Herein, I have not only proposed a definition of national socialism that is not dependent on Hitler, I have also argued that Pērkonkrusts from Latvia constituted an anti-German form of national socialism. The defining feature of national socialism as a sub-genus of fascism is that its palingenetic ultranationalism is based on völkisch racialism. As such race and nation are essentially linked, but in a metaphysical way as much as a biological one. For national socialism, the Jews as a race are hostile to the aspirations of the Aryan family of nations, seeking to enslave and degrade them through various of phenomena of modernity, including capitalist materialism, hedonist consumerism, and Bolshevism. In order for society to move forward, national socialism requires a reconnection to the soil and the core values of the ancestors. The völkisch ideology idealizes the qualities of the northern European peoples, but in its various expressions can be more or less Nordicist or pan-Germanic, as the pro-Baltic and pro-Nordic, but anti-German nature of Pērkonkrusts ideological worldview demonstrates. This fact also offers a way of explaining the heretofore paradoxical issue of why Pērkonkrusts could collaborate with the German Nazi occupiers in unleashing genocide against the Jews of Latvia, while at the same time engaging in activities that ranged from subversive to resistance in pursuit of their own anti-German political agenda. It is thus my hope that we can move on to a comparative study of various national socialisms that allows the research to move beyond the dead-end assumptions of mimetic Hitlerism.

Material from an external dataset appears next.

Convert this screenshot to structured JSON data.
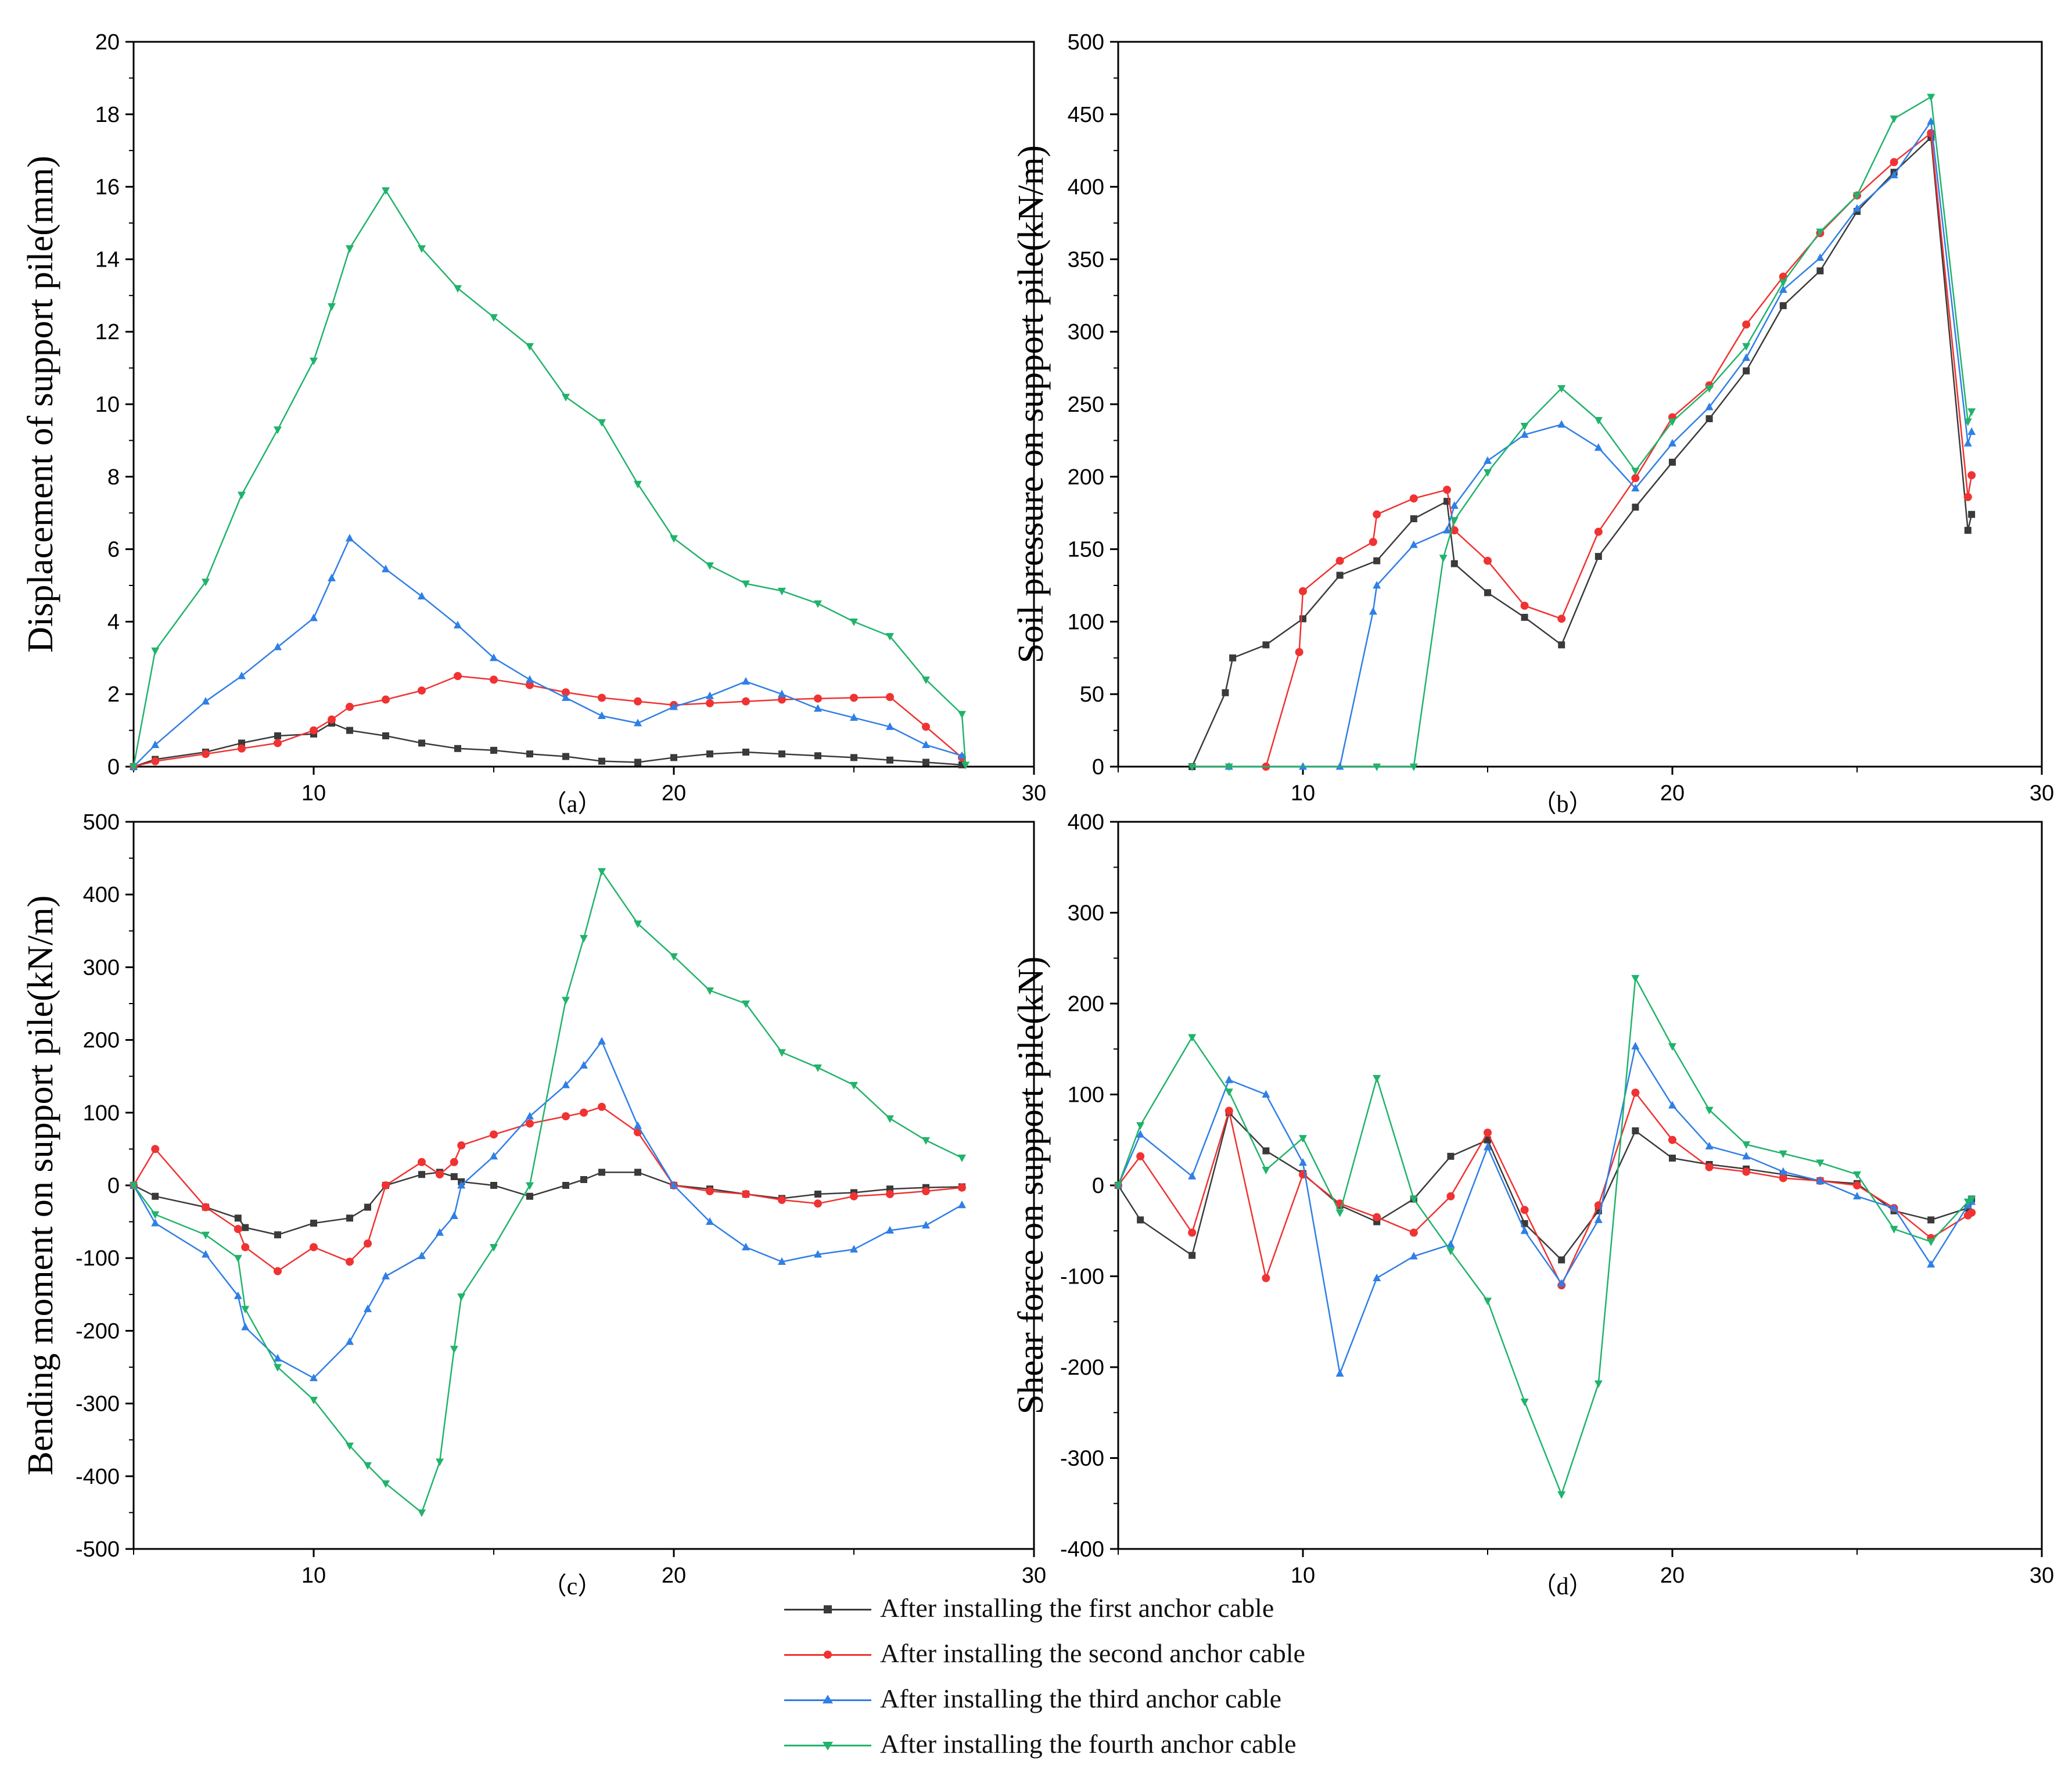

If national socialism can be anti/non-Hitlerian/German, it can, in theory, also be anti/non-Nordicist and anti/non-völkisch. Note: “The völkisch ideology idealizes the qualities of the northern European peoples, but in its various expressions can be more or less Nordicist or pan-Germanic, as the pro-Baltic and pro-Nordic, but anti-German nature of Pērkonkrusts ideological worldview demonstrates.” OK, fine, that is völkisch, but one does not need to define national socialism solely in terms of “the völkisch ideology.” I define it differently above, in a manner that focuses on Race-Culture, with a strong but certainly not exclusive biological emphasis, with the “biological” being positivist and empirical, not dealing with mythical “racial purity” and certainly compatible with a militant pan-Europeanism. The Race-Culture in question can be broadly European, with smaller sub-groups having their own particularisms preserved as well. I object to a specifically völkisch national socialism. True enough, historically speaking, national socialism has been a particularly moronic form of Type I fascism, but it does not have to be. We can make of it what best suits us, as long as it is consistent with the core ideology, as I have outlined above. If fascism can have “protean” aspects, and a degree of flexibility in its expression, why not the national socialist sub-genus of the fascist genus?
The difference is perhaps that of descriptive vs. prescriptive perspectives. The author of the piece being reviewed is focused on describing how national socialism was historically manifested in the past (descriptive, while ignoring more modern manifestations of that political sub-genus), while my outlook is one of prescription, e.g., what national socialism should be. Thus, EGI Notes/Western Destiny, as a Type II fascist groupuscule, promotes a Type II pan-European form of national socialism.